Other than that, still hoping we can go another week with no BSODs. Then I guess we can associate the issue with one of the last things removed, and close this, leaving it for others to find who may have this issue.

Kevin

Kevin

 

Ok, Kevin, it now looks like it was just from the WU reboot

Yup, go ahead and enjoy using it!

 

Well that went south in a hurry!:cry
Not an hour after the last post, it BSODed again.
Posting a copy just because the part after the pointed to driver is different.
Next up is removing NIS and NU, and loading the alternate AV with windows firewall and going from there.
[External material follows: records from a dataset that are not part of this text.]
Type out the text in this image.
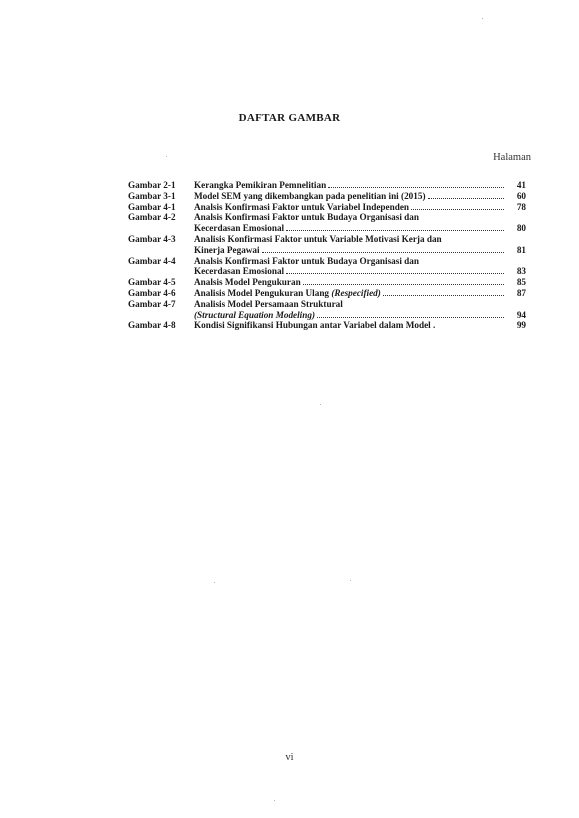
DAFTAR GAMBAR
Halaman
Gambar 2-1	Kerangka Pemikiran Pemnelitian	41
Gambar 3-1	Model SEM yang dikembangkan pada penelitian ini (2015)	60
Gambar 4-1	Analsis Konfirmasi Faktor untuk Variabel Independen	78
Gambar 4-2	Analsis Konfirmasi Faktor untuk Budaya Organisasi dan
Kecerdasan Emosional	80
Gambar 4-3	Analisis Konfirmasi Faktor untuk Variable Motivasi Kerja dan
Kinerja Pegawai	81
Gambar 4-4	Analsis Konfirmasi Faktor untuk Budaya Organisasi dan
Kecerdasan Emosional	83
Gambar 4-5	Analsis Model Pengukuran	85
Gambar 4-6	Analisis Model Pengukuran Ulang (Respecified)	87
Gambar 4-7	Analisis Model Persamaan Struktural
(Structural Equation Modeling)	94
Gambar 4-8	Kondisi Signifikansi Hubungan antar Variabel dalam Model .	99
vi
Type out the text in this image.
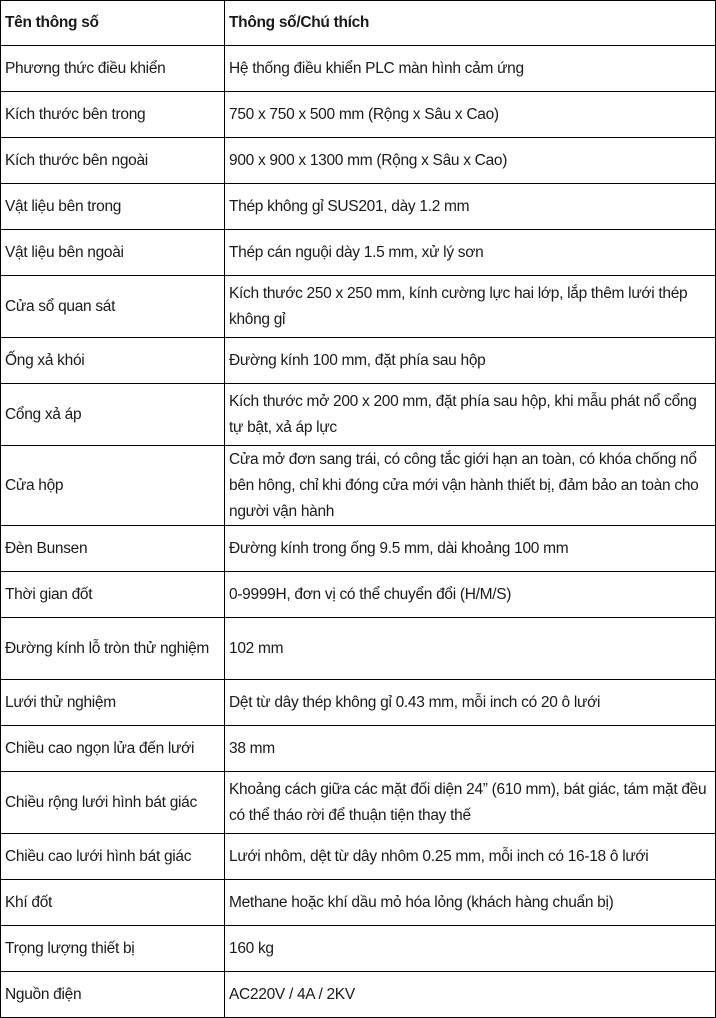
Tên thông số	Thông số/Chú thích
Phương thức điều khiển	Hệ thống điều khiển PLC màn hình cảm ứng
Kích thước bên trong	750 x 750 x 500 mm (Rộng x Sâu x Cao)
Kích thước bên ngoài	900 x 900 x 1300 mm (Rộng x Sâu x Cao)
Vật liệu bên trong	Thép không gỉ SUS201, dày 1.2 mm
Vật liệu bên ngoài	Thép cán nguội dày 1.5 mm, xử lý sơn
Cửa sổ quan sát	Kích thước 250 x 250 mm, kính cường lực hai lớp, lắp thêm lưới thép không gỉ
Ống xả khói	Đường kính 100 mm, đặt phía sau hộp
Cổng xả áp	Kích thước mở 200 x 200 mm, đặt phía sau hộp, khi mẫu phát nổ cổng tự bật, xả áp lực
Cửa hộp	Cửa mở đơn sang trái, có công tắc giới hạn an toàn, có khóa chống nổ bên hông, chỉ khi đóng cửa mới vận hành thiết bị, đảm bảo an toàn cho người vận hành
Đèn Bunsen	Đường kính trong ống 9.5 mm, dài khoảng 100 mm
Thời gian đốt	0-9999H, đơn vị có thể chuyển đổi (H/M/S)
Đường kính lỗ tròn thử nghiệm	102 mm
Lưới thử nghiệm	Dệt từ dây thép không gỉ 0.43 mm, mỗi inch có 20 ô lưới
Chiều cao ngọn lửa đến lưới	38 mm
Chiều rộng lưới hình bát giác	Khoảng cách giữa các mặt đối diện 24” (610 mm), bát giác, tám mặt đều có thể tháo rời để thuận tiện thay thế
Chiều cao lưới hình bát giác	Lưới nhôm, dệt từ dây nhôm 0.25 mm, mỗi inch có 16-18 ô lưới
Khí đốt	Methane hoặc khí dầu mỏ hóa lỏng (khách hàng chuẩn bị)
Trọng lượng thiết bị	160 kg
Nguồn điện	AC220V / 4A / 2KV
Considering what it list as a problem, is there any chance of it being hardware related?
I mentioned that I ran mem and hd test for up to 18 hrs with no issue, so you would think that would catch some stuff.
The reason I ask is because about 6 months ago I tried OCing the memory, and ran into stability issues. At best would go 1 day before a crash.
Been running stock since because I also read that 1156 machines may be prone to hardware failure if the memory voltage is higher tan stock. Granted I only ran at the Corsair listed 1.64 instead of 1.5, but with this continuing I'm looking at anything.
Just want to see if there is a chance I messed up the CPU (or included memory controller) or the motherboard.
I also had the chipset heatsink fall off when replacing the something, but reinstalled with arcticsilver with no apparent ill effect. To be honest, the way the chipset heatsink was attached originally, I don't think it's functional on the 1156.

Anyway, just trying to see what other options lie ahead if this doesn't get it.

Kevin

 

Posting a copy - of what and where ?

I think that if it were hardware, it would be more likely to occur under stress only and there would be more pointers to it in the BSODs - can't fully rule out a bad NIC chip or card though.